Deuxièmement, l’artiste est vue comme la personne qui favorise l’expression de tous les membres du groupe d’art. Sylvain explique :

Elle [l’artiste-facilitatrice] allait autant d’un bord que de l’autre, pis elle essayait de toucher tout le monde, de prendre les idées de tout le monde. Elle était l’artiste, mais je veux dire elle embarquait avec tout le monde là, elle prenait un petit peu de tout l’monde, ensemble. Pour travailler ensemble. C’est le principe que… si y a quelqu’un qui hésitait moindrement, ben elle allait secouer le fond de la personne voir qu’est-ce qui va pas et tout ça pi elle essayait de le ramener… qu’on travaille tous ensemble. Elle prenait l’idée d’un petit peu tout l’monde ! Qu’on aille un consensus, ensemble. Qu’on travaille en groupe là. C’est pas nécessairement le leader, mais elle travaille avec nous autres… est embarquée avec nous autres. Elle fait partie du groupe… (Sylvain).

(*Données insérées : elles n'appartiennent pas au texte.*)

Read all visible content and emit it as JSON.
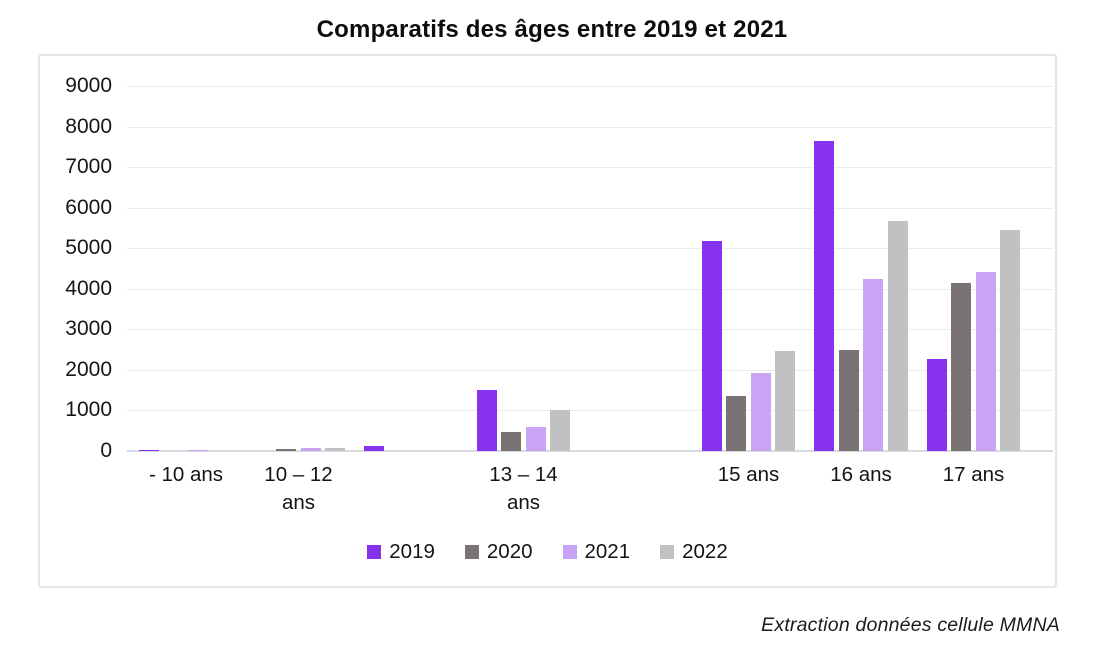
{
  "title": "Comparatifs des âges entre 2019 et 2021",
  "footer": "Extraction données cellule MMNA",
  "chart_data": {
    "type": "bar",
    "title": "Comparatifs des âges entre 2019 et 2021",
    "source_note": "Extraction données cellule MMNA",
    "categories": [
      {
        "lines": [
          "- 10 ans"
        ]
      },
      {
        "lines": [
          "10 – 12",
          "ans"
        ]
      },
      {
        "lines": []
      },
      {
        "lines": [
          "13 – 14",
          "ans"
        ]
      },
      {
        "lines": []
      },
      {
        "lines": [
          "15 ans"
        ]
      },
      {
        "lines": [
          "16 ans"
        ]
      },
      {
        "lines": [
          "17 ans"
        ]
      }
    ],
    "series": [
      {
        "name": "2019",
        "color": "#8733ee",
        "values": [
          20,
          0,
          120,
          1500,
          0,
          5170,
          7640,
          2280
        ]
      },
      {
        "name": "2020",
        "color": "#797373",
        "values": [
          0,
          60,
          0,
          470,
          0,
          1360,
          2480,
          4140
        ]
      },
      {
        "name": "2021",
        "color": "#c9a4f4",
        "values": [
          20,
          80,
          0,
          600,
          0,
          1920,
          4230,
          4420
        ]
      },
      {
        "name": "2022",
        "color": "#c2c1c1",
        "values": [
          0,
          80,
          0,
          1020,
          0,
          2470,
          5680,
          5450
        ]
      }
    ],
    "ylim": [
      0,
      9000
    ],
    "ytick_step": 1000,
    "yticks": [
      0,
      1000,
      2000,
      3000,
      4000,
      5000,
      6000,
      7000,
      8000,
      9000
    ],
    "grid": true,
    "legend_position": "bottom",
    "legend_entries": [
      "2019",
      "2020",
      "2021",
      "2022"
    ]
  }
}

Deux répondantes ont aussi donné comme exemple le cas d’une artiste qui transmettait les verbatim des rencontres de groupes aux participantes afin de s’assurer de la circulation « horizontale » de l’information. Cette pratique aurait aussi permis l’appropriation du projet par toutes les personnes, et la relecture de la transcription des rencontres a été l’occasion pour chacune de faire un retour sur son expérience de groupe et artistique. 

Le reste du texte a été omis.